There he was evaluated by Dr. Seth Dailey and received therapy from Emerald Doll, MS, CF-SLP, a speech language pathologist. Doll, who is herself an actress and singer, knows the stresses on the professional voice.
She provided voice therapy, which included new vocal techniques such as how to warm up and warm down his voice and how to safely perform vocal tasks which can be harmful to the voice. She also prescribed a regime that included steam for humidifying his vocal cords, more water and more rest.
"I love talking shop and working with people who use their voice and acting skills to create art for an audience,'' she says.
And for Daniel, the therapy was so successful that in May of this year, he returned to the clinic - with nearly the entire APT company.

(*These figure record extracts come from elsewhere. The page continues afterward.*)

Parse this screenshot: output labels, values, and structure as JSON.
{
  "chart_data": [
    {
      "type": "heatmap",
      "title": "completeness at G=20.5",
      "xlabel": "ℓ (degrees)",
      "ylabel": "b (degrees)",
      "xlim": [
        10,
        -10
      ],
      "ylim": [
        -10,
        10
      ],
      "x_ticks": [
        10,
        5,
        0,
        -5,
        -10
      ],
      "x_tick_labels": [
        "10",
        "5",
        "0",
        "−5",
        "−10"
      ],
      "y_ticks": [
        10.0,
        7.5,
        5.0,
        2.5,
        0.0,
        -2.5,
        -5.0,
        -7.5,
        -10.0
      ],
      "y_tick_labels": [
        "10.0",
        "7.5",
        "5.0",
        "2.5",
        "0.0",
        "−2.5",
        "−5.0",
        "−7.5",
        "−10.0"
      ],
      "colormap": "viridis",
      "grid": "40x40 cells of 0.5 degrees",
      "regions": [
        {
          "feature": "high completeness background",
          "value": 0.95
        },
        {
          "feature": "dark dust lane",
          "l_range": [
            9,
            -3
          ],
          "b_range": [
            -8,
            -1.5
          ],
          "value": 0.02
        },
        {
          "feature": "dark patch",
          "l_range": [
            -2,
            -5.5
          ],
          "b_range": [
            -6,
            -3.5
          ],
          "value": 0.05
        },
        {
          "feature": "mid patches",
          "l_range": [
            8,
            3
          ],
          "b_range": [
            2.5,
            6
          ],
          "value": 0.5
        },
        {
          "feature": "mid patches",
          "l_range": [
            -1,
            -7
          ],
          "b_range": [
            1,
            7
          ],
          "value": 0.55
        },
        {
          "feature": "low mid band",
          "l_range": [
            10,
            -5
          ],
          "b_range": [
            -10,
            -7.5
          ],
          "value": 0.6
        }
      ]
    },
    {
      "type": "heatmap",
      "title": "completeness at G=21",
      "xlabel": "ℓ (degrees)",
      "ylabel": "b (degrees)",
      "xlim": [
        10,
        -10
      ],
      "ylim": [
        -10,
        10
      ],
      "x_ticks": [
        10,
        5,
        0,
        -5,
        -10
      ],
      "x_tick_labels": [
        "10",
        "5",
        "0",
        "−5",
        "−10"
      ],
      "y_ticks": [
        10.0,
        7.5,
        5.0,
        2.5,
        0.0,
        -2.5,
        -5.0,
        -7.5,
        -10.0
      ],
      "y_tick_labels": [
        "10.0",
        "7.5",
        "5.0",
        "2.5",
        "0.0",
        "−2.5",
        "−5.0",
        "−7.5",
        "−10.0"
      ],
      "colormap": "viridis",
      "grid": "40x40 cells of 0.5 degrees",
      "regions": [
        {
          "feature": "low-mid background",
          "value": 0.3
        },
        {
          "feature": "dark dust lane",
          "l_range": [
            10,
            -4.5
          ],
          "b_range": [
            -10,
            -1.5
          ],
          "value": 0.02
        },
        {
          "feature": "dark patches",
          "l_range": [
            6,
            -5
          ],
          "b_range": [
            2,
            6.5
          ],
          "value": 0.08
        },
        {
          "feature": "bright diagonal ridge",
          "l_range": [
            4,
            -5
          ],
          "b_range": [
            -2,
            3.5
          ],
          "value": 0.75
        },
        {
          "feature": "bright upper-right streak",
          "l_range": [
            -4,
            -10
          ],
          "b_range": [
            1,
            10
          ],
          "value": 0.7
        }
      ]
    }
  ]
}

It was a remarkable gathering, says Brenda DeVita, APT's associate artistic director, in part because she's never seen so many actors show up for an optional event at 8am on their day off. But also because some performers are loath to admit they're having voice problems. It is akin to an NFL running back owning up to a bum knee.
"For a lot of performers, there's a stigma,'' DeVita says. "They're afraid that if they admit they're having problems, the director will say, ‘If you can't hack it, we'll find someone who can.'"
The 30 actors spent the morning at the hospital, learning the myths and truths of caring for their most precious instrument. Then they each had a laryngeal endoscopy, a video of their vocal folds, so that if problems develop later, they'll have a baseline for comparison.
Dr. Dailey, a UW Health voice surgeon who trained with the Boston surgeon who recently did the singer Adele's surgery, took the group through the medical management of voice problems. In addition, they learned that some home remedies, such as menthol and lemon juice, can actually cause more problems. And that others, such as inhaling steam and drinking a lot of water, do help.
For some, like actor Travis Knight, seeing a video of his vocal cords was an epiphany.
"I realized that just about everything I do - staying up late, eating greasy foods, drinking too much coffee - is bad for my voice,'' says Knight.
He showed up at practice a few days after his visit to the clinic, lugging a gallon of water to a rehearsal to choreograph the fights in "Richard III." Others say it is just a relief knowing that if they begin to have problems, they know where to get help.
So at the end of this summer's "Richard III," when actor James Ridge, as the dastardly king, is finally finished off at the battle of Bosworth Fields, listen when he cries: "A horse, a horse, my kingdom for a horse."
You will be able to hear him perfectly.
Why? Because he won't be hoarse, of course.